Unless you’ve been buried under a pile of stock market profits over the past 24 hours unable to breathe or reach your TV set, you know the National Bureau of Economic Research (NBER) – the nonprofit body based in Cambridge, Mass., that has been assigning dates to recessions since…1929 – declared the Great Recession over and done with in June 2009.

GDP Change from Start of Recession

Total duration of the Great Recession: 18 months, eclipsing the previous postwar record of 16 months set in 1973-75, and again in 1981-82.

Although, “economic activity is typically below normal in the early stages of an expansion,” navel gazers at the NBER reluctantly admit, “it sometimes remains so well into the expansion.”

How did the ‘recovery’ such as it is come about?
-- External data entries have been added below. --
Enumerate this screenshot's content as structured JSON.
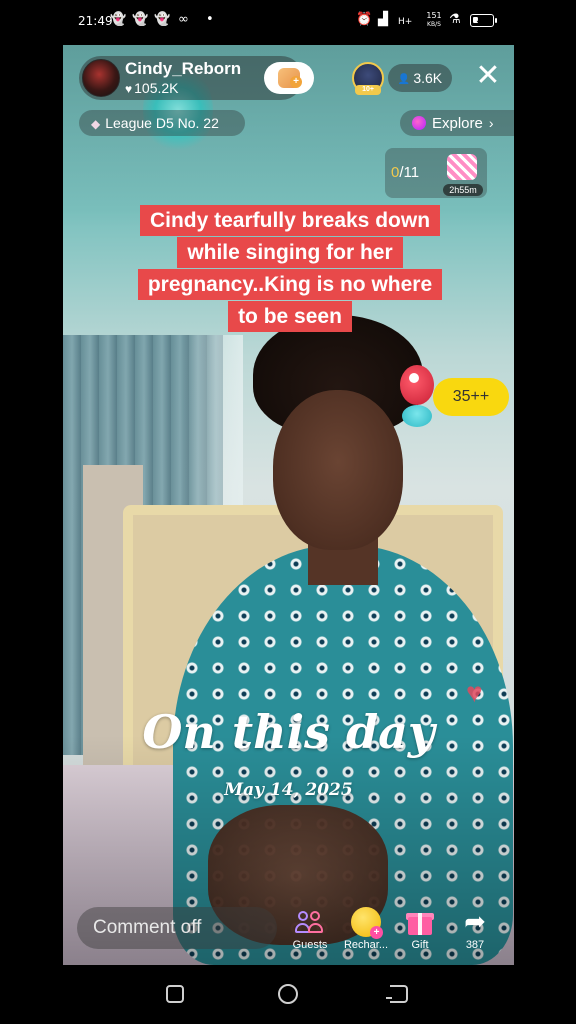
{
  "status_bar": {
    "time": "21:49",
    "notification_icons": [
      "snapchat-icon",
      "snapchat-icon",
      "snapchat-icon",
      "infinity-icon",
      "dot-icon"
    ],
    "network_speed_value": "151",
    "network_speed_unit": "KB/S",
    "network_type": "H+",
    "battery_level": "31"
  },
  "live": {
    "host": {
      "name": "Cindy_Reborn",
      "likes": "105.2K"
    },
    "top_gifter_badge": "10+",
    "viewer_count": "3.6K",
    "league": "League D5 No. 22",
    "explore_label": "Explore",
    "goal": {
      "current": "0",
      "total": "/11",
      "timer": "2h55m"
    },
    "caption_lines": [
      "Cindy tearfully breaks down",
      "while singing for her",
      "pregnancy..King is no where",
      "to be seen"
    ],
    "sticker_count": "35++"
  },
  "memory": {
    "title": "On this day",
    "date": "May 14, 2025"
  },
  "bottom_bar": {
    "comment_placeholder": "Comment off",
    "actions": [
      {
        "label": "Guests",
        "icon": "guests-icon"
      },
      {
        "label": "Rechar...",
        "icon": "coin-icon"
      },
      {
        "label": "Gift",
        "icon": "gift-icon"
      },
      {
        "label": "387",
        "icon": "share-icon"
      }
    ]
  },
  "colors": {
    "caption_bg": "#e8494a",
    "badge_yellow": "#f9d80f",
    "accent_gold": "#f2c94c"
  }
}
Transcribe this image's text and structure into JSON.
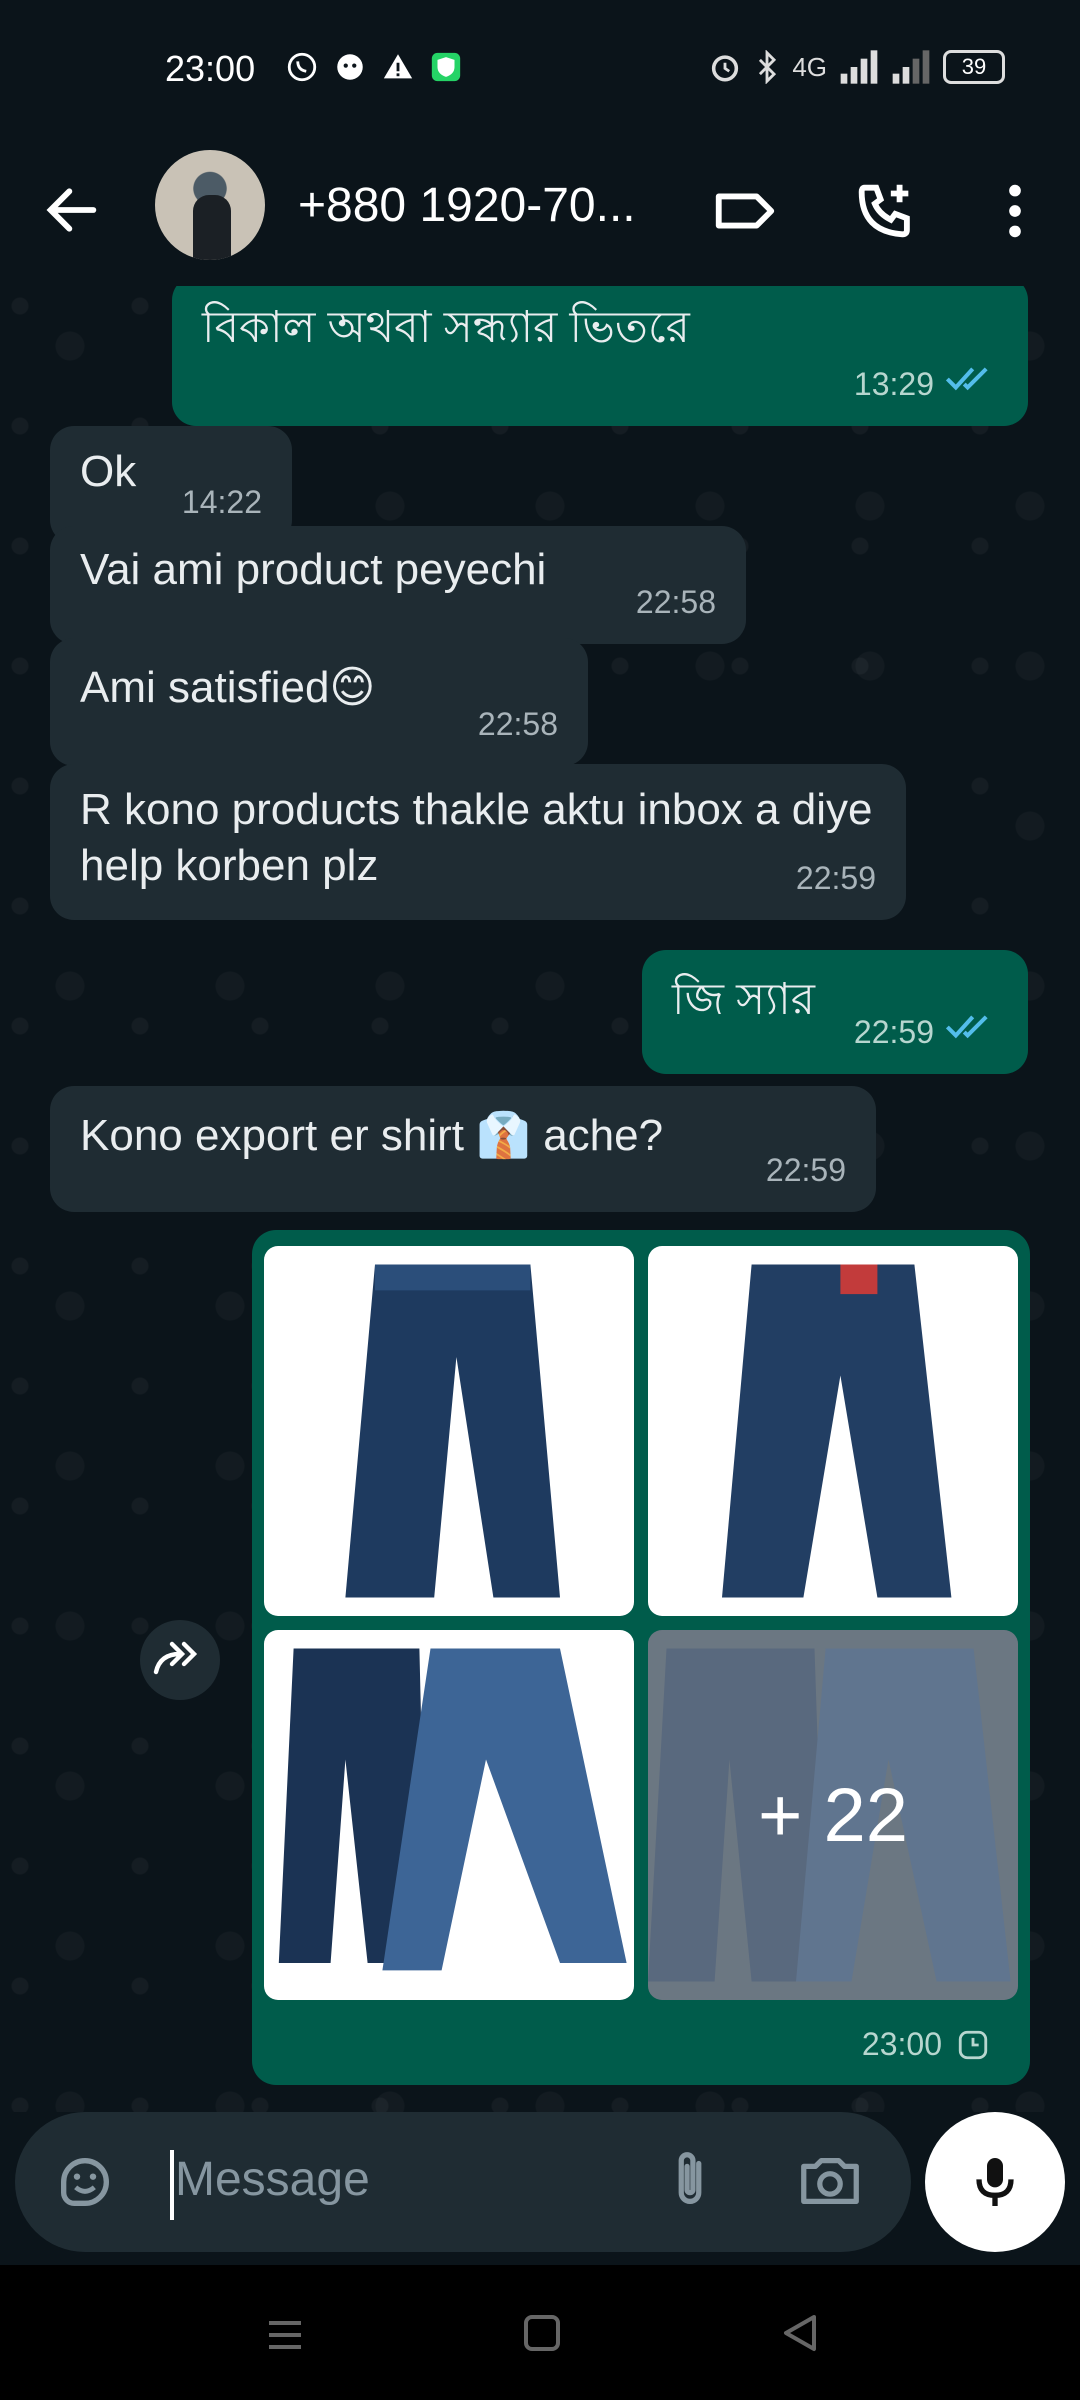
{
  "status_bar": {
    "time": "23:00",
    "battery": "39",
    "icons_left": [
      "whatsapp-call-icon",
      "app-notification-icon",
      "warning-icon",
      "shield-icon"
    ],
    "icons_right": [
      "alarm-icon",
      "bluetooth-icon",
      "signal-4g-icon",
      "signal-icon",
      "battery-icon"
    ],
    "network_label": "4G"
  },
  "header": {
    "contact_name": "+880 1920-70...",
    "icons": [
      "back-arrow-icon",
      "label-icon",
      "add-call-icon",
      "more-vert-icon"
    ]
  },
  "messages": [
    {
      "direction": "out",
      "text": "বিকাল অথবা সন্ধ্যার ভিতরে",
      "time": "13:29",
      "status": "read"
    },
    {
      "direction": "in",
      "text": "Ok",
      "time": "14:22"
    },
    {
      "direction": "in",
      "text": "Vai ami product peyechi",
      "time": "22:58"
    },
    {
      "direction": "in",
      "text": "Ami satisfied😊",
      "time": "22:58"
    },
    {
      "direction": "in",
      "text": "R kono products thakle aktu inbox a diye help korben plz",
      "time": "22:59"
    },
    {
      "direction": "out",
      "text": "জি স্যার",
      "time": "22:59",
      "status": "read"
    },
    {
      "direction": "in",
      "text": "Kono export er shirt 👔 ache?",
      "time": "22:59"
    }
  ],
  "photo_message": {
    "more_count": "+ 22",
    "time": "23:00",
    "status": "pending"
  },
  "input": {
    "placeholder": "Message",
    "icons": [
      "sticker-icon",
      "attach-icon",
      "camera-icon",
      "mic-icon"
    ]
  },
  "nav": {
    "icons": [
      "recents-icon",
      "home-icon",
      "back-icon"
    ]
  },
  "colors": {
    "background": "#0b141a",
    "incoming_bubble": "#1f2c33",
    "outgoing_bubble": "#005c4b",
    "read_tick": "#53bdeb"
  }
}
Let’s take a look at the nittys:

  • Government spending grew from 20.6% of GDP at the start of the recession to 25.4% in the second quarter of this year, according to the Commerce Department’s Bureau of Economic Analysis
  • Increasing transfer payments – 99-week unemployment benefits, etc. – account for 73% of that growth. At least with the New Deal we got some bridges and dams to show for it. Now Uncle Sam just pays people to sit at home, eat Cheetos and watch Jersey Shore
  • In contrast, gross domestic private investment has shrunk from 17.3% of GDP at the start of the recession to 11.3% last year.

And a good portion of that last figure goes just for repair and maintenance of the existing capital stock. Investment in new factories and equipment – i.e., real growth – represented 40% of gross domestic private investment in 2006.

Last year, capital investment was a mere 3.5%.

“Thus,” concludes Independent Institute scholar Robert Higgs, “net private investment did not simply fall during the recession; it virtually disappeared.”

So much for a productive recovery and worthwhile use of stimulus money. No chance of a double-dip recession after all that paper cash flushed down the toilet.